Lee "Scratch" Perry sees nothing of the fortune for his global triumph that marked the beginning of world music. The white Jamaican Chris Blackwell, whom Perry referred to as a "vampire" and who will mean it seriously, will become rich. Perry buries himself more and more in his studio, his productions become more and more bizarre.

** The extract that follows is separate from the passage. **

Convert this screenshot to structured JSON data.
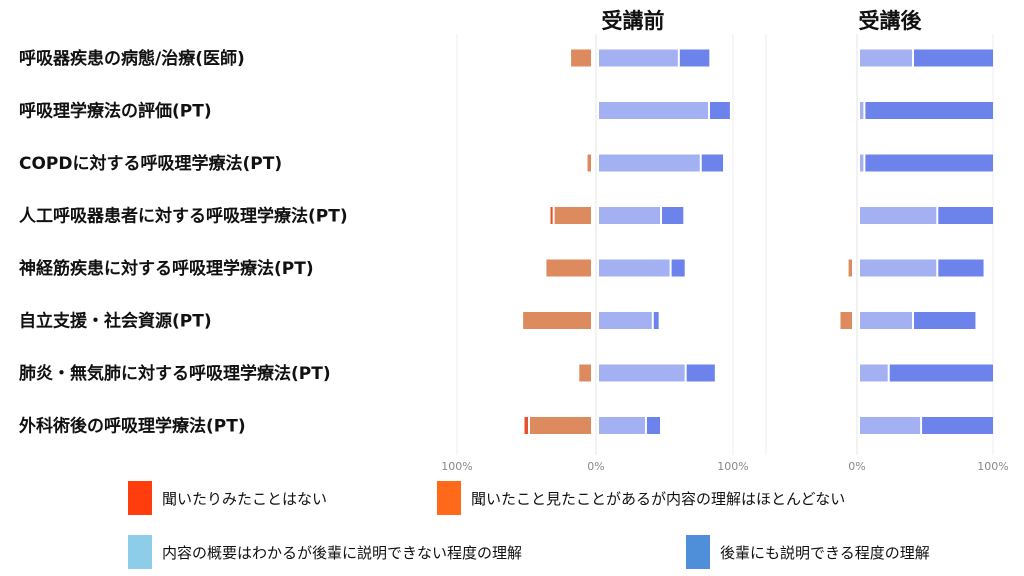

After inventing reggae with “People Funny Boy” in 1968, he is now inventing dub.

The technical basis for this is »Dubplate«, the bare rhythmic tracks of the hits, so to speak, that Perry still produces for other musicians.

After work he starts experimenting with the percussive basics.

Together with his band, the Upsetters, he puts reverb over reverb, incorporates echoes and thus, taking advantage of the void and in competition with his colleague King Zubby, creates a completely new style of music.

The basis and climax of the genre is "Super Ape", his 1976 album.

He saw the studio as an instrument

In »Black Ark« he not only produces Bob Marley and the Wailers, The Heptones, Augustus Pablo or Max Romeo.

He also lends a hand on the work of Paul McCartney, The Clash and Robert Palmer.

Analogous to the Beatles, Pink Floyd or Kraftwerk, Perry understood a studio itself as an instrument.

Or, as he put it in his own way: “Look, the studio has to be something alive.

The machine has to be alive and intelligent.

I feed my mind into the machine and the machine creates a reality.

The buttons are the brain, and I can transform it into a living person via the wires. "

This animistic approach, which wants to see the magic in the machine, leads to catastrophe in 1979.

Officially, it is still unclear whether Lee “Scratch” Perry set fire to his studio himself, whether it was arson.

His younger brother, who still lives in the dilapidated villa next to the charred ruins, was there and said: "It was Lee," for fear of demons or even just because of an overturned candle.

An era has come to an end, Perry literally flees to London - where he continues to be celebrated as the forefather of the genre and godfather of the emerging technoid dance music.

Above all, alcohol is not good for his health.

His salvation is Mireille, his second wife from Switzerland.

He lives with her alternately in Einsiedeln south of Zurich and in Negril on the west coast of Jamaica.

He keeps composing, touring, and releasing, sometimes an album every year.

He works with greats like Bill Laswell, Adrian Sherwood or Sly Dunbar, and influences entire generations of subsequent musicians - from the Red Hot Chili Peppers to The Prodigy to Aphex Twin and Autechre.

A clip from the studio of the British electronics technicians from The Orb, during the recording of "The Oberserver In The Star House", shows Perry at work. He giggles, ponders, types cryptic texts into his smartphone, dances, tirelessly tinkers with sculptures and makes nonsense - to jump up at the crucial moment and press the button with the right sample.

Clear words could no longer be elicited from him. You had to take Lee "Scratch" Perry for what he is - a playful child in the body of a jolly old man. He wears a mirrored peaked cap, jogging suit and a portrait of the English queen under the inserts of his motorcycle boots, which are also covered with shells and wire. In Switzerland he was a bird of paradise. In Jamaica, his element, people revered him like an emperor. He held court in the clubs, took demo tapes and distributed joints from the plantation of his house on the coast.

Perry remained largely unknown to the general public until the end of his life. His whole appearance was too bizarre, so advanced, too owl mirror-like, was his art. He fared like all old gods who slowly drift into oblivion. He has now died in a hospital in Jamaica at the age of 85.